A iniciativa mais notável é a inclusão de autores indígenas no rol de leituras da Fundação para o Vestibular (Fuvest). Candidatos dos biênios 2030-2031 deverão ler “Originárias: uma Antologia Feminina de Literatura Indígena”, coletânea que reúne contos de Trudruá Dorrico e Maurício Negro. Já para os exames de 2032-2033, “Fantasmas”, de Daniel Munduruku, entrará em pauta, evidenciando o compromisso da USP com a valorização da produção intelectual e cultural de povos originários.

Gustavo Monaco, diretor executivo da Fuvest, salientou a intenção por trás dessas escolhas. Segundo Monaco, há uma busca constante por trazer perspectivas mais atuais, que possam abordar uma gama mais ampla de questões contemporâneas. Essa estratégia visa não apenas expandir o conhecimento dos futuros universitários, mas também estimular a capacidade de análise comparativa entre diversas escolas literárias e as obras em si, fomentando um pensamento crítico e multifacetado.

A premissa, observada tanto na Fuvest quanto em outros exames importantes como o Exame Nacional do Ensino Médio (Enem), fundamenta-se na compreensão de que o conhecimento, embora didaticamente fracionado, deve ser percebido em sua interconexão. Monaco reforça a importância de que os estudantes, ao ingressarem no ensino superior, possuam a habilidade de conectar distintas concepções e narrativas, preparando-os para os desafios intelectuais da vida acadêmica.

Essa ampliação do espectro de obras não impacta apenas o conteúdo de estudo, mas também a dinâmica de correção das provas. A banca de português da Fuvest, sendo a maior devido à obrigatoriedade da disciplina na segunda fase para aproximadamente 30 mil candidatos, é diretamente afetada. Com cerca de metade das questões envolvendo literatura, o trabalho de correção, conduzido por professores da USP, doutorandos e pós-doutorandos, se torna mais complexo. A diversidade temática e de formatos estimula a criação de questões com maior profundidade, exigindo respostas mais elaboradas dos vestibulandos.

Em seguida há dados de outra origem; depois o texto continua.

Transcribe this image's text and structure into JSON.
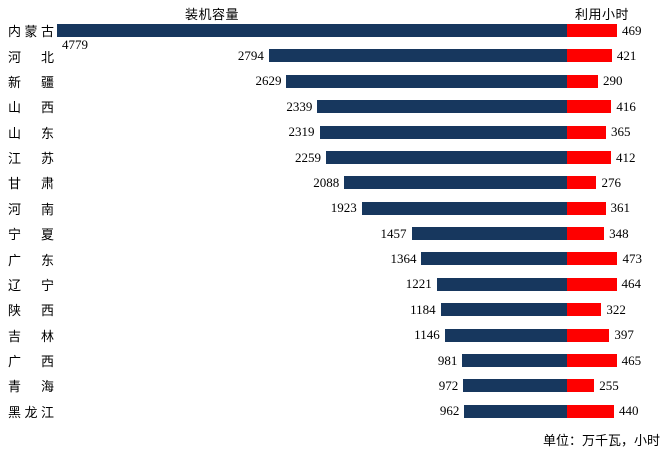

Monaco observa que essa complexidade resulta em debates mais frequentes durante os processos de correção. “Algumas respostas trazem novas formas de pensar os temas, com abordagens que levam a pensar novas formas de comparação”, afirma, indicando que a diversidade de conteúdo abre espaço para novas interpretações e análises por parte dos estudantes, enriquecendo o diálogo acadêmico.

Em um movimento para equilibrar a representatividade de gêneros, a nova lista também reintroduz um número maior de autores masculinos, mantendo, no entanto, a paridade de gêneros em contraste com ciclos anteriores (2026-2028), nos quais predominavam autoras. Essa atenção à diversidade reflete uma preocupação holística com a representação cultural e de gênero nas obras exigidas.

Lista de Obras Obligatórias da Fuvest por Biênio:

Para o período de 2030 e 2031, os candidatos deverão se preparar para:

  • “Laços de Família”, de Clarice Lispector (contos)
  • “Originárias: uma Antologia Feminina de Literatura Indígena”, de Trudruá Dorrico e Maurício Negro (contos)
  • “A Moratória”, de Jorge Andrade (teatro)
  • “Uma Faca só Lâmina”, de João Cabral de Melo Neto (poesia)
  • “Beco do Rosário”, de Ana Luiza Koehler (graphic novel)
  • “Esaú e Jacó”, de Machado de Assis (romance)
  • “Memorial do Convento”, de José Saramago (romance)
  • “A Ilha Fantástica”, de Germano Almeida (romance)
  • “Quarto de Despejo”, de Carolina Maria de Jesus (romance)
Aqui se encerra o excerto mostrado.